Mi nombre es María Victoria y soy artesana del vidrio. Mi historia como artesana comienza en 2013 cuando me retiro de la empresa en la que me desempeñaba como Ingeniera Electricista; mi esposo, sabiendo de mi amor por el vitral, me inscribió a un curso para perfeccionar la técnica y aunque los primeros días no fueron fáciles, comprendí lo afortunada que era al poder practicar lo que me gustaba hacer, al tiempo que me dedicaba a mi hogar.

Con la intención de mejorar el trabajo que realizaba con mi material favorito y elaborar productos llenos de detalles y calidad, aprendí diferentes técnicas como: vitral tiffany, lámparas, mosaicos y vitrofusión.
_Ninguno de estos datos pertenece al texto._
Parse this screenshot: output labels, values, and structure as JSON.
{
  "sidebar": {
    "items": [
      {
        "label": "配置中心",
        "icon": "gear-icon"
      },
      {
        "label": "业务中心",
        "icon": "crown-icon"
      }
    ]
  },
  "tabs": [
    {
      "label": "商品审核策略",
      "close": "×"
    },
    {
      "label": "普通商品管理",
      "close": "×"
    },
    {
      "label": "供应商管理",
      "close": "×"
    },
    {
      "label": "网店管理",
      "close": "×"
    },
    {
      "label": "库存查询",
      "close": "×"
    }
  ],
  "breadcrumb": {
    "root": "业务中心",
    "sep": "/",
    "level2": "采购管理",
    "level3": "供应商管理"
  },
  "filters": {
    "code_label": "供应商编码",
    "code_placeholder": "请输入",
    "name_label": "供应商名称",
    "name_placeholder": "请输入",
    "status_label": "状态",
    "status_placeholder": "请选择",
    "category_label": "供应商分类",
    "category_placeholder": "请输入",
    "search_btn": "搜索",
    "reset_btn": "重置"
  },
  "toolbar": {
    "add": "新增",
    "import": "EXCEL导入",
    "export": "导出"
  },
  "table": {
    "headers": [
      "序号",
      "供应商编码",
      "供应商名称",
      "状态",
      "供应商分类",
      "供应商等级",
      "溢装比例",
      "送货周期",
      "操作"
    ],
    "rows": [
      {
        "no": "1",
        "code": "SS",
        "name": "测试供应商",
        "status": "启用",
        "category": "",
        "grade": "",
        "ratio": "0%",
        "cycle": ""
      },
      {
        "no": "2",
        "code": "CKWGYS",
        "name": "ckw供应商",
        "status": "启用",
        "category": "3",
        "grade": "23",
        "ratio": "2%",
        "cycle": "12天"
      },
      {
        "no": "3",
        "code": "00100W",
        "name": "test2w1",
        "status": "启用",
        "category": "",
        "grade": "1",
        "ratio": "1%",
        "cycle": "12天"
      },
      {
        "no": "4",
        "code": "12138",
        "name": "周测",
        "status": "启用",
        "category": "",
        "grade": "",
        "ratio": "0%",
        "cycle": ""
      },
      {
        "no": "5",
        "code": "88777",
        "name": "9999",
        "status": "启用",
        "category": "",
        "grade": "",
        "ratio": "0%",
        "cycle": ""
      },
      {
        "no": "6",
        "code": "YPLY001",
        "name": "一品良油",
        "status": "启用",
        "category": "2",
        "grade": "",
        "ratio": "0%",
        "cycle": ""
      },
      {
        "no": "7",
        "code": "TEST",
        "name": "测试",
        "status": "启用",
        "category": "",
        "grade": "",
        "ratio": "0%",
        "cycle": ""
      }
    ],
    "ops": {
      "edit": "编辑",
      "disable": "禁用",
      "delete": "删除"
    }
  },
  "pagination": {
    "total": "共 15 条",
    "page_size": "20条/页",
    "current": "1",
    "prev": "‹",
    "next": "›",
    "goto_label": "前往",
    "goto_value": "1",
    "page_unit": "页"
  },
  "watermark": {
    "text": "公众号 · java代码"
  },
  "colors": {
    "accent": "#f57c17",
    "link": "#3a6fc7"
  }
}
El vidrio me encanta por sus colores, por su luz y por las sensaciones de alegría y de paz que me genera al trabajar con él… siempre pensé que no tenía habilidad para trabajar creando artesanías, pero… definitivamente el amor lo puede todo.

En diciembre de 2013 elaboré mis primeros accesorios de bisutería utilizando la técnica de vitrofusión y al presentarlos en las novenas familiares, éstos gustaron tanto que me comenzaron a pedir productos por encargo. Luego comencé a trabajar la técnica de mosaico en madera y la mezcla de vitrofusión con cuero, dando inicio no solo a un hobby sino a mi empresa, a mi taller:   

 “ El Vidrio Hecho Arte”.

Vivo en Chía (Cundinamarca) y por eso, en 2019 ingresé a la Asociación Chía Artesanos, una agrupación que me ha permitido participar en diferentes ferias y capacitaciones, con las que día a día me enfrento a nuevos retos. Conocer a los clientes, sus gustos y necesidades me ha llevado a pensar en nuevas ideas para ofrecerles productos de calidad, que lleven plasmada mi creatividad, mi filosofía de cuidado, conservación y alegría por la vida.